Der Lukoil-Manager Rawil Maganow starb in Moskau, er wurde vor dem Fenster eines Krankenhauses gefunden. Er ist hier beispielhaft angeführt – als nur einer von mindestens vier Dutzend Fällen des plötzlichen Ablebens russischer Milliardäre, Unternehmer oder hochrangiger Politiker seit dem russischen Überfall auf die Ukraine im Februar 2022. Die Toten sind aus dem Fenster gefallen, über eine Treppe gestürzt, ertrunken, erstickt, überfahren oder starben trotz vorheriger bester gesundheitlicher Verfassung plötzlich an schweren Krankheiten oder wurden erschossen, erstochen oder erhängt aufgefunden.

23. August 2023: Jewgeni Wiktorowitsch Prigoschin

Jewgeni Prigoschin trug den Spitznamen "Putins Koch" und war als Chef der Söldnergruppe Wagner ein wichtiger Helfer des Kremls bei den Kriegen in Syrien und der Ukraine. Doch er überwarf sich mit der Armeeführung und startete im Juni einen Marsch auf Moskau.
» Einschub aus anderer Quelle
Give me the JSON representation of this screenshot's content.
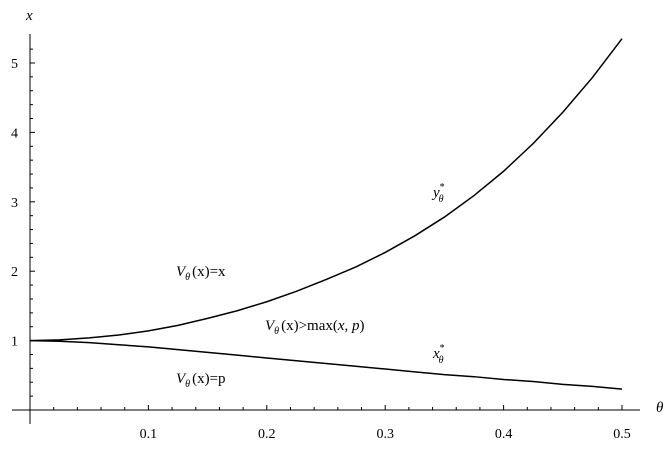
{
  "chart_data": {
    "type": "line",
    "xlabel": "θ",
    "ylabel": "x",
    "xlim": [
      0,
      0.5
    ],
    "ylim": [
      0,
      5.5
    ],
    "x_ticks": [
      0.1,
      0.2,
      0.3,
      0.4,
      0.5
    ],
    "x_tick_labels": [
      "0.1",
      "0.2",
      "0.3",
      "0.4",
      "0.5"
    ],
    "y_ticks": [
      1,
      2,
      3,
      4,
      5
    ],
    "y_tick_labels": [
      "1",
      "2",
      "3",
      "4",
      "5"
    ],
    "grid": false,
    "series": [
      {
        "name": "y*θ",
        "x": [
          0,
          0.025,
          0.05,
          0.075,
          0.1,
          0.125,
          0.15,
          0.175,
          0.2,
          0.225,
          0.25,
          0.275,
          0.3,
          0.325,
          0.35,
          0.375,
          0.4,
          0.425,
          0.45,
          0.475,
          0.5
        ],
        "y": [
          1.0,
          1.01,
          1.04,
          1.08,
          1.14,
          1.22,
          1.32,
          1.43,
          1.56,
          1.71,
          1.88,
          2.06,
          2.27,
          2.51,
          2.78,
          3.09,
          3.44,
          3.84,
          4.29,
          4.79,
          5.35
        ]
      },
      {
        "name": "x*θ",
        "x": [
          0,
          0.025,
          0.05,
          0.075,
          0.1,
          0.125,
          0.15,
          0.175,
          0.2,
          0.225,
          0.25,
          0.275,
          0.3,
          0.325,
          0.35,
          0.375,
          0.4,
          0.425,
          0.45,
          0.475,
          0.5
        ],
        "y": [
          1.0,
          0.99,
          0.97,
          0.94,
          0.91,
          0.87,
          0.83,
          0.79,
          0.75,
          0.71,
          0.67,
          0.63,
          0.59,
          0.55,
          0.51,
          0.48,
          0.44,
          0.41,
          0.37,
          0.34,
          0.3
        ]
      }
    ],
    "annotations": {
      "curve_y": {
        "base": "y",
        "sup": "*",
        "sub": "θ",
        "at": [
          0.37,
          3.4
        ]
      },
      "curve_x": {
        "base": "x",
        "sup": "*",
        "sub": "θ",
        "at": [
          0.37,
          0.68
        ]
      },
      "region_top": {
        "V": "V",
        "sub": "θ",
        "arg": "(x)",
        "rest": "=x",
        "at": [
          0.13,
          2.0
        ]
      },
      "region_mid": {
        "V": "V",
        "sub": "θ",
        "arg": "(x)",
        "rest": ">max(",
        "x": "x",
        "comma": ", ",
        "p": "p",
        "close": ")",
        "at": [
          0.21,
          1.18
        ]
      },
      "region_bottom": {
        "V": "V",
        "sub": "θ",
        "arg": "(x)",
        "rest": "=p",
        "at": [
          0.13,
          0.45
        ]
      }
    }
  }
}
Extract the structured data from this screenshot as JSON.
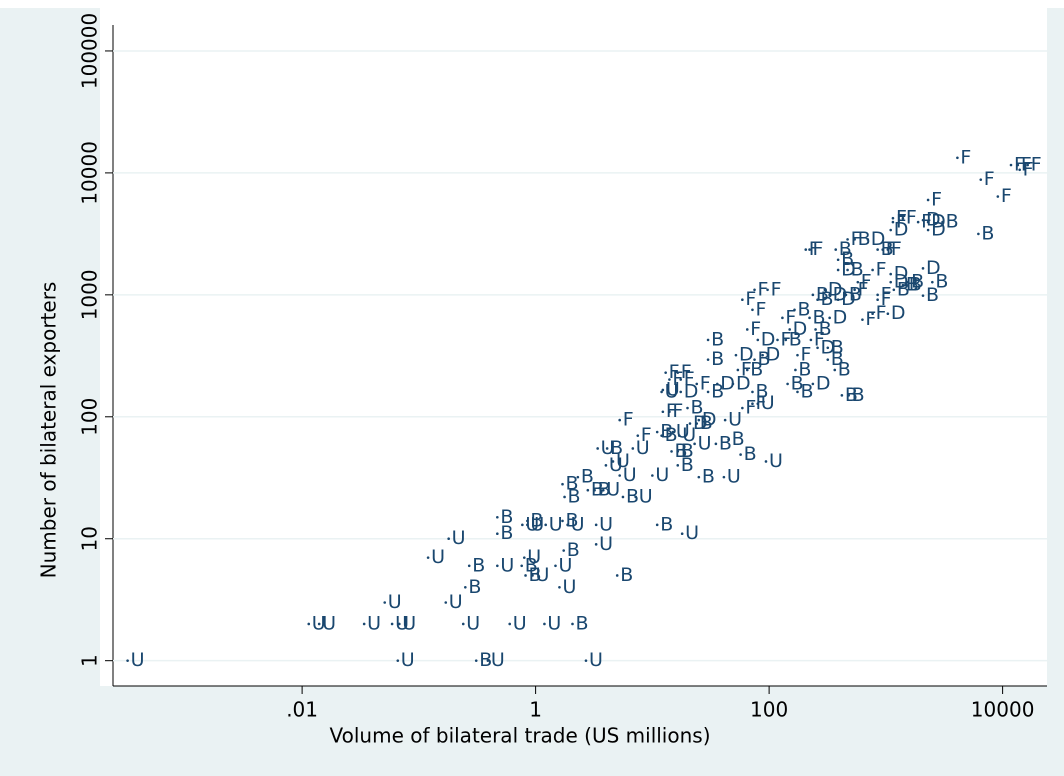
{
  "chart_data": {
    "type": "scatter",
    "x_label": "Volume of bilateral trade (US millions)",
    "y_label": "Number of bilateral exporters",
    "x_scale": "log",
    "y_scale": "log",
    "grid": true,
    "xlim": [
      0.00024,
      24000
    ],
    "ylim": [
      0.62,
      225000
    ],
    "xticks": [
      {
        "value": 0.01,
        "label": ".01"
      },
      1,
      100,
      10000
    ],
    "yticks": [
      1,
      10,
      100,
      1000,
      10000,
      100000
    ],
    "series": [
      {
        "name": "U",
        "color": "#1a476f",
        "x": [
          0.00032,
          0.066,
          0.39,
          2.7,
          0.0114,
          0.014,
          0.034,
          0.059,
          0.068,
          0.24,
          0.6,
          1.19,
          0.051,
          0.17,
          1.6,
          0.94,
          0.47,
          1.48,
          0.12,
          0.8,
          3.3,
          0.18,
          18,
          0.77,
          0.85,
          1.22,
          1.88,
          3.3,
          7.2,
          3.8,
          41,
          5.25,
          10,
          4.0,
          94,
          4.6,
          3.4,
          6.8,
          23,
          17,
          15,
          42,
          80,
          12,
          12.3
        ],
        "y": [
          1,
          1,
          1,
          1,
          2,
          2,
          2,
          2,
          2,
          2,
          2,
          2,
          3,
          3,
          4,
          5,
          6,
          6,
          7,
          7,
          9,
          10,
          11,
          13,
          13,
          13,
          13,
          13,
          22,
          25,
          32,
          33,
          33,
          40,
          43,
          43,
          55,
          55,
          60,
          70,
          75,
          94,
          128,
          160,
          166
        ]
      },
      {
        "name": "B",
        "color": "#1a476f",
        "x": [
          0.31,
          2.07,
          0.25,
          0.82,
          5.0,
          0.27,
          0.76,
          1.74,
          0.47,
          11,
          0.85,
          1.7,
          0.47,
          1.77,
          5.6,
          2.8,
          3.2,
          1.7,
          2.3,
          25,
          16.5,
          57,
          14.6,
          16.5,
          4.1,
          35,
          45,
          12,
          11,
          24,
          20,
          30,
          72,
          175,
          144,
          65,
          168,
          365,
          30,
          75,
          318,
          318,
          30,
          139,
          250,
          222,
          165,
          260,
          237,
          455,
          1170,
          1550,
          2500,
          470,
          390,
          372,
          850,
          540,
          3060,
          6200,
          1400,
          1480,
          2080,
          420,
          480
        ],
        "y": [
          1,
          2,
          4,
          5,
          5,
          6,
          6,
          8,
          11,
          13,
          14,
          14,
          15,
          22,
          22,
          25,
          25,
          28,
          32,
          32,
          40,
          49,
          52,
          52,
          55,
          60,
          65,
          70,
          75,
          88,
          118,
          160,
          160,
          160,
          186,
          242,
          242,
          242,
          294,
          294,
          294,
          368,
          427,
          427,
          520,
          648,
          754,
          912,
          1000,
          1000,
          1100,
          1270,
          1270,
          1600,
          1940,
          2350,
          2350,
          2850,
          3950,
          3160,
          1200,
          1200,
          985,
          150,
          150
        ]
      },
      {
        "name": "D",
        "color": "#1a476f",
        "x": [
          21,
          25,
          17.5,
          36,
          49,
          237,
          52,
          88,
          260,
          80,
          150,
          330,
          390,
          330,
          300,
          1100,
          390,
          2080,
          700,
          1100,
          2300,
          2300,
          1040,
          1100,
          2080
        ],
        "y": [
          88,
          94,
          160,
          186,
          186,
          186,
          320,
          320,
          368,
          427,
          520,
          648,
          912,
          1000,
          1100,
          1270,
          1600,
          1650,
          2850,
          3400,
          3400,
          3950,
          700,
          1480,
          4100
        ]
      },
      {
        "name": "F",
        "color": "#1a476f",
        "x": [
          7.5,
          5.25,
          12.3,
          14,
          59,
          72,
          24,
          14,
          17.5,
          13,
          16.5,
          54,
          175,
          118,
          228,
          65,
          130,
          72,
          59,
          850,
          850,
          75,
          97,
          540,
          575,
          770,
          206,
          222,
          1040,
          940,
          470,
          1150,
          1890,
          1150,
          1400,
          2300,
          9100,
          6500,
          4100,
          11800,
          13500,
          16400,
          14000,
          630,
          770
        ],
        "y": [
          70,
          94,
          110,
          110,
          118,
          128,
          186,
          202,
          202,
          230,
          230,
          242,
          320,
          427,
          427,
          520,
          648,
          754,
          912,
          912,
          1000,
          1100,
          1100,
          1100,
          1270,
          1600,
          2350,
          2350,
          2350,
          2350,
          2850,
          3950,
          3950,
          4250,
          4250,
          6000,
          6400,
          8800,
          13300,
          11600,
          11600,
          11600,
          10600,
          626,
          700
        ]
      }
    ]
  }
}
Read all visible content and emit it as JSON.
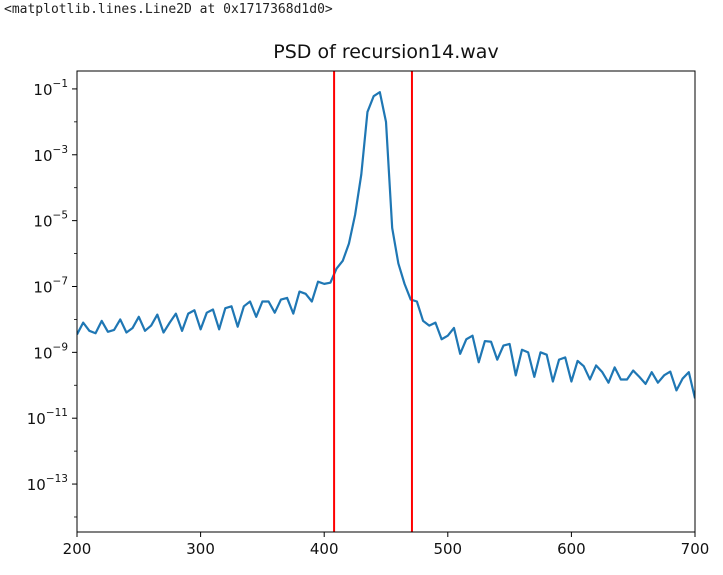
{
  "output_text": "<matplotlib.lines.Line2D at 0x1717368d1d0>",
  "chart_data": {
    "type": "line",
    "title": "PSD of recursion14.wav",
    "xlabel": "",
    "ylabel": "",
    "xlim": [
      200,
      700
    ],
    "ylim": [
      3.5e-15,
      0.35
    ],
    "y_scale": "log",
    "grid": false,
    "x_ticks": [
      "200",
      "300",
      "400",
      "500",
      "600",
      "700"
    ],
    "y_ticks": [
      {
        "base": "10",
        "exp": "−1",
        "value": 0.1
      },
      {
        "base": "10",
        "exp": "−3",
        "value": 0.001
      },
      {
        "base": "10",
        "exp": "−5",
        "value": 1e-05
      },
      {
        "base": "10",
        "exp": "−7",
        "value": 1e-07
      },
      {
        "base": "10",
        "exp": "−9",
        "value": 1e-09
      },
      {
        "base": "10",
        "exp": "−11",
        "value": 1e-11
      },
      {
        "base": "10",
        "exp": "−13",
        "value": 1e-13
      }
    ],
    "series": [
      {
        "color": "#1f77b4",
        "x": [
          200,
          205,
          210,
          215,
          220,
          225,
          230,
          235,
          240,
          245,
          250,
          255,
          260,
          265,
          270,
          275,
          280,
          285,
          290,
          295,
          300,
          305,
          310,
          315,
          320,
          325,
          330,
          335,
          340,
          345,
          350,
          355,
          360,
          365,
          370,
          375,
          380,
          385,
          390,
          395,
          400,
          405,
          410,
          415,
          420,
          425,
          430,
          435,
          440,
          445,
          450,
          455,
          460,
          465,
          470,
          475,
          480,
          485,
          490,
          495,
          500,
          505,
          510,
          515,
          520,
          525,
          530,
          535,
          540,
          545,
          550,
          555,
          560,
          565,
          570,
          575,
          580,
          585,
          590,
          595,
          600,
          605,
          610,
          615,
          620,
          625,
          630,
          635,
          640,
          645,
          650,
          655,
          660,
          665,
          670,
          675,
          680,
          685,
          690,
          695,
          700
        ],
        "y": [
          3.5e-09,
          8e-09,
          4.5e-09,
          3.8e-09,
          9e-09,
          4.2e-09,
          4.8e-09,
          1e-08,
          4e-09,
          5.5e-09,
          1.2e-08,
          4.5e-09,
          6.5e-09,
          1.4e-08,
          4e-09,
          8e-09,
          1.5e-08,
          4.5e-09,
          1.5e-08,
          1.9e-08,
          5e-09,
          1.6e-08,
          2e-08,
          5e-09,
          2.2e-08,
          2.5e-08,
          6e-09,
          2.5e-08,
          3.5e-08,
          1.2e-08,
          3.5e-08,
          3.5e-08,
          1.6e-08,
          4e-08,
          4.5e-08,
          1.5e-08,
          7e-08,
          6e-08,
          3.5e-08,
          1.4e-07,
          1.2e-07,
          1.3e-07,
          3.5e-07,
          6e-07,
          2e-06,
          1.5e-05,
          0.00025,
          0.02,
          0.06,
          0.08,
          0.01,
          6e-06,
          5e-07,
          1.2e-07,
          4e-08,
          3.5e-08,
          9e-09,
          6.5e-09,
          8e-09,
          2.5e-09,
          3.2e-09,
          5.5e-09,
          9e-10,
          2.5e-09,
          3.2e-09,
          5e-10,
          2.2e-09,
          2.1e-09,
          6e-10,
          1.6e-09,
          1.8e-09,
          2e-10,
          1.2e-09,
          1e-09,
          1.8e-10,
          1e-09,
          8.5e-10,
          1.3e-10,
          6e-10,
          7e-10,
          1.3e-10,
          5.5e-10,
          3.8e-10,
          1.5e-10,
          4e-10,
          2.5e-10,
          1.2e-10,
          3.5e-10,
          1.5e-10,
          1.5e-10,
          2.8e-10,
          1.8e-10,
          1.1e-10,
          2.5e-10,
          1.2e-10,
          2e-10,
          2.6e-10,
          7e-11,
          1.6e-10,
          2.5e-10,
          4e-11
        ]
      },
      {
        "color": "#ff0000",
        "vline_x": 408
      },
      {
        "color": "#ff0000",
        "vline_x": 471
      }
    ]
  }
}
Zwei Monate später starb er gemeinsam mit den Wagner-Anführern Dmitri Utkin und Waleri Tschekalow bei einem Flugzeugabsturz in Russland, das Flugzeug wurde vermutlich abgeschossen.

Jewgeni Prigoschin meuterte gegen die russische Armeeführung.
AP

13. Februar 2024: Maxim Germanowitsch Kusminow

Maxim Kusminow war Hubschrauberpilot der russischen Armee. Er setzte sich mit seinem Fluggerät im August 2023 in die Ukraine ab. Fortan lebte er im spanischen Exil, wo ihn offenbar aufgrund von sorglosem Verhalten russische Auftragsmörder aufspüren konnten. Er wurde in seinem Haus in Villajoyosa erschossen.

Maxim Kusminow desertierte mit seinem Hubschrauber.
AP/Vladyslav Musiienko

16. Februar 2024: Alexej Anatoljewitsch Nawalny

Der Oppositionelle Alexej Nawalny stirbt unter ungeklärten Umständen im sibirischen Straflager. Er war das Ziel jahrelanger Verfolgung durch die russische Politjustiz und bereits mehrerer Anschläge. Einen Giftanschlag am 20. August 2020 überlebte Nawalny mit Folgeschäden.

Alexej Nawalny ist das jüngste einer langen Serie von Opfern der Machtelite im Kreml.